The target lesion was the internal pudendal artery in 90% of patients. Bilateral disease affected 26%. In a minority of cases (14%), a drug-eluting stent was required, due, said Sangiorgi, to “a residual stenosis of less than 30%, or a flow limiting dissection.” Procedural success was 100%.
Treatment success was measured by the minimum clinically relevant improvement in the IIEF-5 score and in Dynamic Doppler PSV between baseline and six-month follow-up. Sangiorgi reported that more than 74% had an improvement of >5 in the IIEF-5 score, and 73% had a Doppler PSV score increase of >10. At six months, this was 70.4% and 68.4%, respectively.
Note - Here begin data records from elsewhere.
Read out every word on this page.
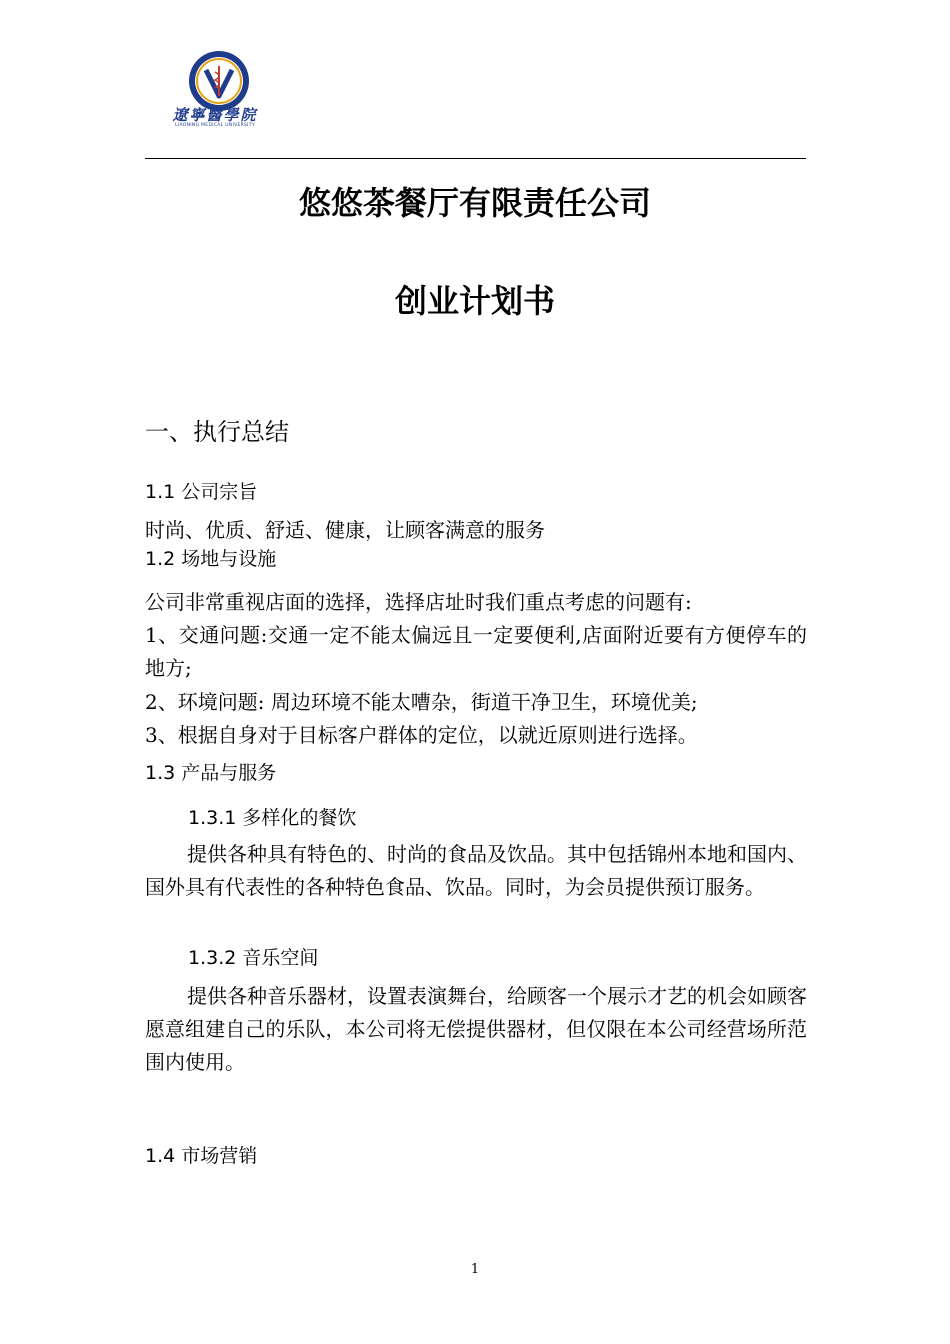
遼寧醫學院
LIAONING MEDICAL UNIVERSITY
悠悠茶餐厅有限责任公司
创业计划书
一、执行总结
1.1 公司宗旨
时尚、优质、舒适、健康，让顾客满意的服务
1.2 场地与设施
公司非常重视店面的选择，选择店址时我们重点考虑的问题有:
1、交通问题:交通一定不能太偏远且一定要便利,店面附近要有方便停车的地方;
2、环境问题: 周边环境不能太嘈杂，街道干净卫生，环境优美;
3、根据自身对于目标客户群体的定位，以就近原则进行选择。
1.3 产品与服务
1.3.1 多样化的餐饮
提供各种具有特色的、时尚的食品及饮品。其中包括锦州本地和国内、国外具有代表性的各种特色食品、饮品。同时，为会员提供预订服务。
1.3.2 音乐空间
提供各种音乐器材，设置表演舞台，给顾客一个展示才艺的机会如顾客愿意组建自己的乐队，本公司将无偿提供器材，但仅限在本公司经营场所范围内使用。
1.4 市场营销
1
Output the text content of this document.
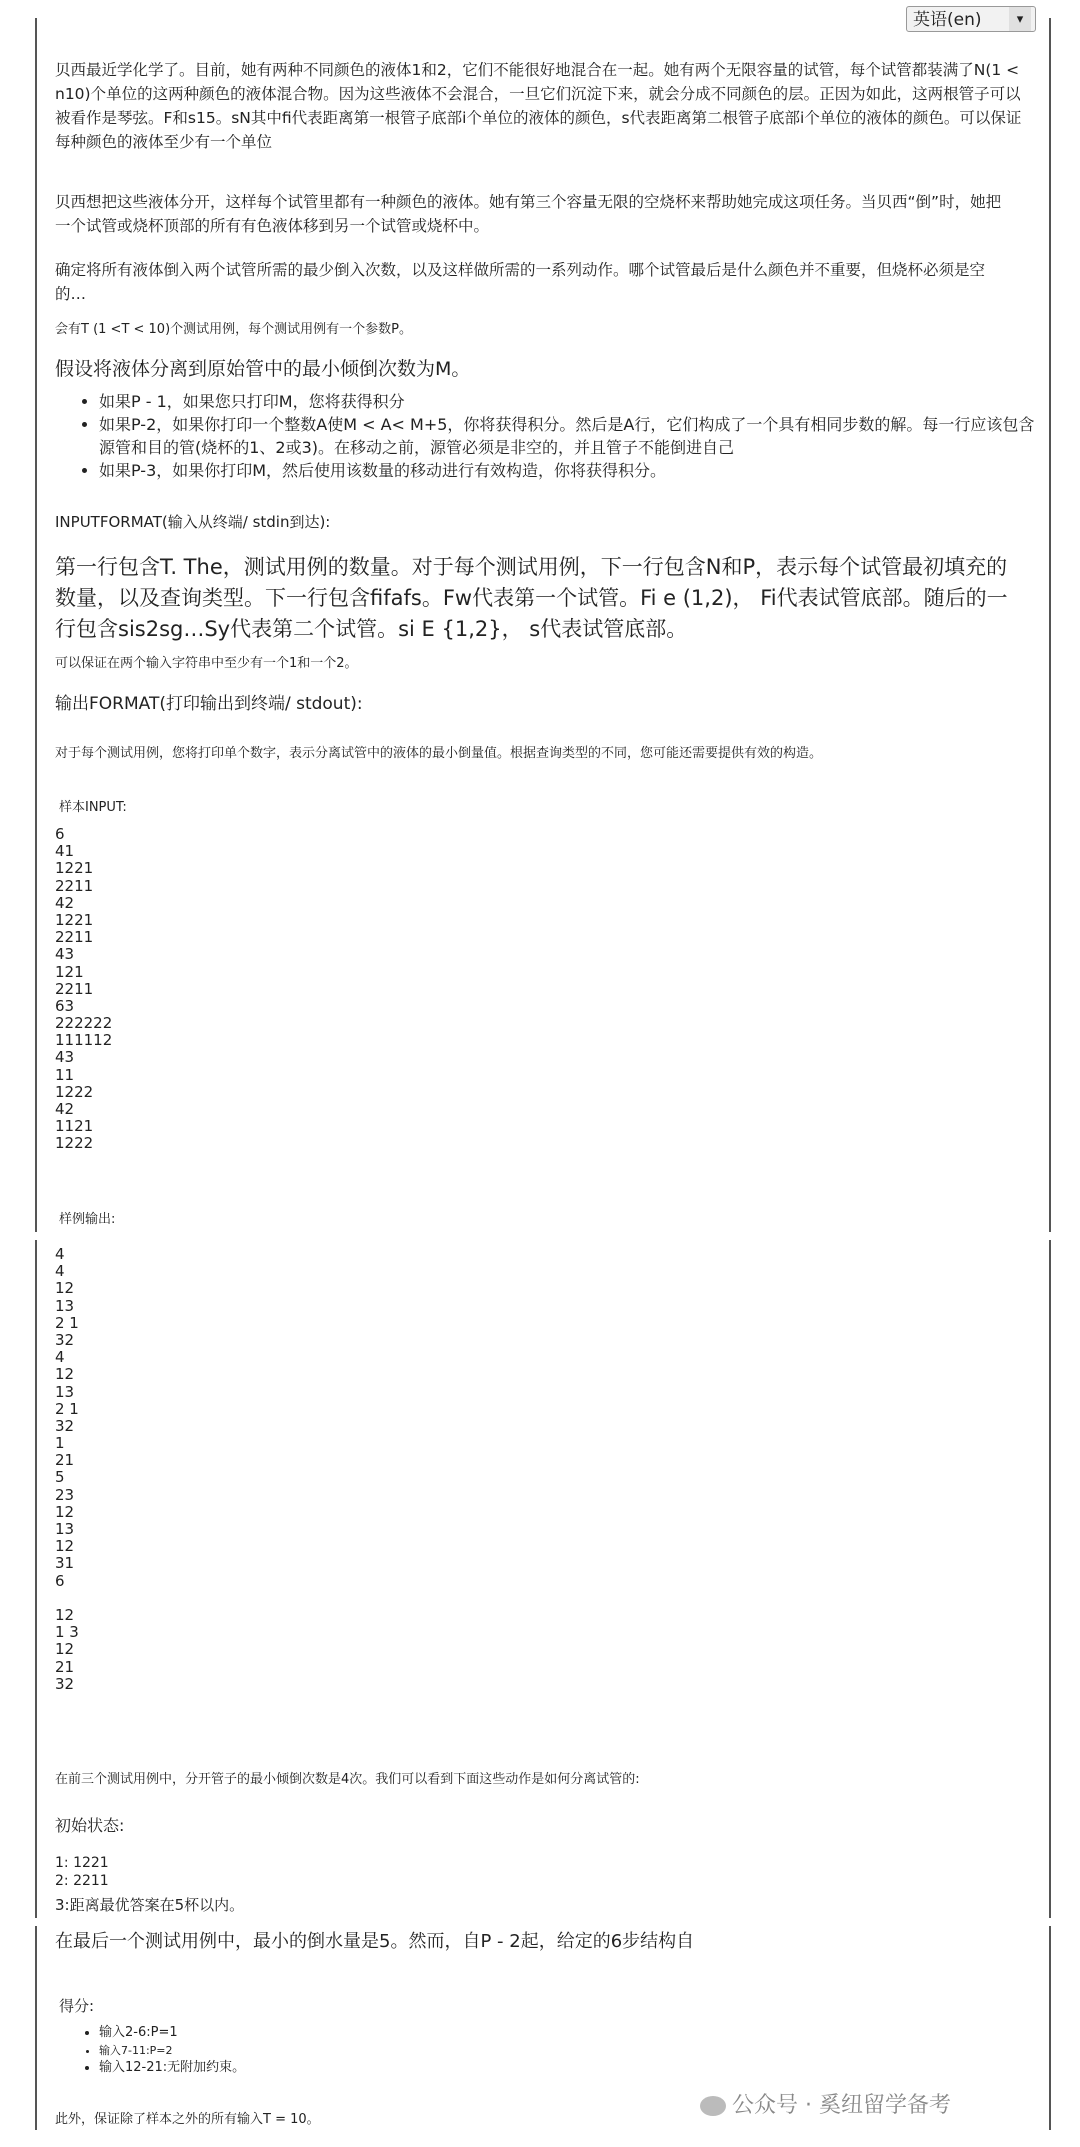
英语(en)	▾

贝西最近学化学了。目前，她有两种不同颜色的液体1和2，它们不能很好地混合在一起。她有两个无限容量的试管，每个试管都装满了N(1 < n10)个单位的这两种颜色的液体混合物。因为这些液体不会混合，一旦它们沉淀下来，就会分成不同颜色的层。正因为如此，这两根管子可以被看作是琴弦。F和s15。sN其中fi代表距离第一根管子底部i个单位的液体的颜色，s代表距离第二根管子底部i个单位的液体的颜色。可以保证每种颜色的液体至少有一个单位

贝西想把这些液体分开，这样每个试管里都有一种颜色的液体。她有第三个容量无限的空烧杯来帮助她完成这项任务。当贝西“倒”时，她把一个试管或烧杯顶部的所有有色液体移到另一个试管或烧杯中。

确定将所有液体倒入两个试管所需的最少倒入次数，以及这样做所需的一系列动作。哪个试管最后是什么颜色并不重要，但烧杯必须是空的…

会有T (1 <T < 10)个测试用例，每个测试用例有一个参数P。

假设将液体分离到原始管中的最小倾倒次数为M。

• 如果P - 1，如果您只打印M，您将获得积分
• 如果P-2，如果你打印一个整数A使M < A< M+5，你将获得积分。然后是A行，它们构成了一个具有相同步数的解。每一行应该包含源管和目的管(烧杯的1、2或3)。在移动之前，源管必须是非空的，并且管子不能倒进自己
• 如果P-3，如果你打印M，然后使用该数量的移动进行有效构造，你将获得积分。

INPUTFORMAT(输入从终端/ stdin到达):

第一行包含T. The，测试用例的数量。对于每个测试用例，下一行包含N和P，表示每个试管最初填充的数量，以及查询类型。下一行包含fifafs。Fw代表第一个试管。Fi e (1,2)， Fi代表试管底部。随后的一行包含sis2sg…Sy代表第二个试管。si E {1,2}， s代表试管底部。

可以保证在两个输入字符串中至少有一个1和一个2。

输出FORMAT(打印输出到终端/ stdout):

对于每个测试用例，您将打印单个数字，表示分离试管中的液体的最小倒量值。根据查询类型的不同，您可能还需要提供有效的构造。

样本INPUT:

6
41
1221
2211
42
1221
2211
43
121
2211
63
222222
111112
43
11
1222
42
1121
1222

样例输出:

4
4
12
13
2 1
32
4
12
13
2 1
32
1
21
5
23
12
13
12
31
6
12
1 3
12
21
32

在前三个测试用例中，分开管子的最小倾倒次数是4次。我们可以看到下面这些动作是如何分离试管的:

初始状态:

1: 1221

2: 2211

3:距离最优答案在5杯以内。

在最后一个测试用例中，最小的倒水量是5。然而，自P - 2起，给定的6步结构自

得分:

• 输入2-6:P=1
• 输入7-11:P=2
• 输入12-21:无附加约束。

此外，保证除了样本之外的所有输入T = 10。

公众号 · 奚纽留学备考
Summarizing, he said: “Erectile dysfunction shares modifiable major cardiovascular risk factors with coronary artery disease and peripheral artery disease. The vast majority of patients with erectile dysfunction presented with an arterial stenosis affecting the iliac-pudendal-penile arteries. Of the 27 patients who reached six-month follow-up, 69% had improved their IEF-5 score and Doppler PSV compared to baseline. Percutaneous treatment with a sirolimus-eluting balloon may become the second line of therapy for patients with erectile dysfunction.”
Analyzing the findings, Sangiorgi said: “It is of paramount importance to create acknowledgment between urologists, andrologists and, above all, cardiologists that ED may represent the ‘tip of the iceberg’ of coronary atherosclerotic disease, and that mechanical revascularization of the pudendal district has the potential to improve the quality of life of patients affected by vasculogenic erectile dysfunction. In Italy, the Italian Society of Urology (SIU), the Italian Society of Andrologists (SIA), and the Italian Society of Interventional Cardiology (GISE) are actively working on a consensus document to add this type of treatment as a second-line therapy in selective patients after a pharmacologic approach has failed.”